Did I also mention that she's hot as fuck? I'm talking a legit 9. But she's also carrying some heavy duty baggage that is simmering just below the surface, which is why I've never pushed the OTC issue. She has always been adamantly opposed to p4p and I'm afraid that if I get her to agree at a weak moment that it could break something in her. Anyone can think what they like about me, but I'm not a monster, lol.
I'd go easy with her. You might have something special if you play it right, perhaps FWB type of thing? I wish I had a true 9 wanna bang me on the side for free, but I never been anywhere close to that lucky. At the very least, just CashApp her $20 after a sweet texting session to let her know you care about her and wanna help out.

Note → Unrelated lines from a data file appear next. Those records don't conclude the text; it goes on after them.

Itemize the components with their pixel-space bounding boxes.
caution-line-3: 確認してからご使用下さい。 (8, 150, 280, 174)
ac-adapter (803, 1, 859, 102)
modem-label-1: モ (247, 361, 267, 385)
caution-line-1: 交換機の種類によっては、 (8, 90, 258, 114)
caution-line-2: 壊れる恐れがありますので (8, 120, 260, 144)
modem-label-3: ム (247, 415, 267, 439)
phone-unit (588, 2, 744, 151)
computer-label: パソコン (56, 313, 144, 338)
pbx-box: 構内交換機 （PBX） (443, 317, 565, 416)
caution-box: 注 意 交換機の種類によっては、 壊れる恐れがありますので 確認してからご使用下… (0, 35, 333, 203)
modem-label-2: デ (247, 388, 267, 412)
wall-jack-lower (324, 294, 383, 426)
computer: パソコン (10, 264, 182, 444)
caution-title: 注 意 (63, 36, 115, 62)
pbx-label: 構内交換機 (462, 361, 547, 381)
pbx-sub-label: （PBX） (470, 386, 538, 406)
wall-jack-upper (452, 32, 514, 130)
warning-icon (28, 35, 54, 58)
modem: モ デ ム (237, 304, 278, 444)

I *do* believe you. The 5'7" blonde I mentioned in the Strip Club Standards/Looks thread is similar. A legit 9, as you say, or maybe an 8 if you require C or bigger boobs, with *major* daddy issues. She hates him, and hates the way he treated her mother, but still wants his approval, which he'll never give her. Took the pandemic to induce her to call me and ask "can we talk over dinner?" Normally I would have just assumed she was playing me for a free meal, but she's hot enough, and the place she suggested was inexpensive enough, that I thought it was worth a shot. And *she* was the one who broached the subject of nakey time.
Very often, that is the primary goal of both parties, that's true. But it's not unheard of for some level of relationship to develop beyond the purely transactional one at the surface. I wouldn't recommend either party go in assuming the others heart is pure and intentions are true, that's a recipe for disaster even outside of the stripper-customer paradigm. But both parties enjoying the conversation and having a degree of genuine care or at least appreciation for the other is absolutely reasonable to happen from time to time, even if the original intent was just purely financial and prurient.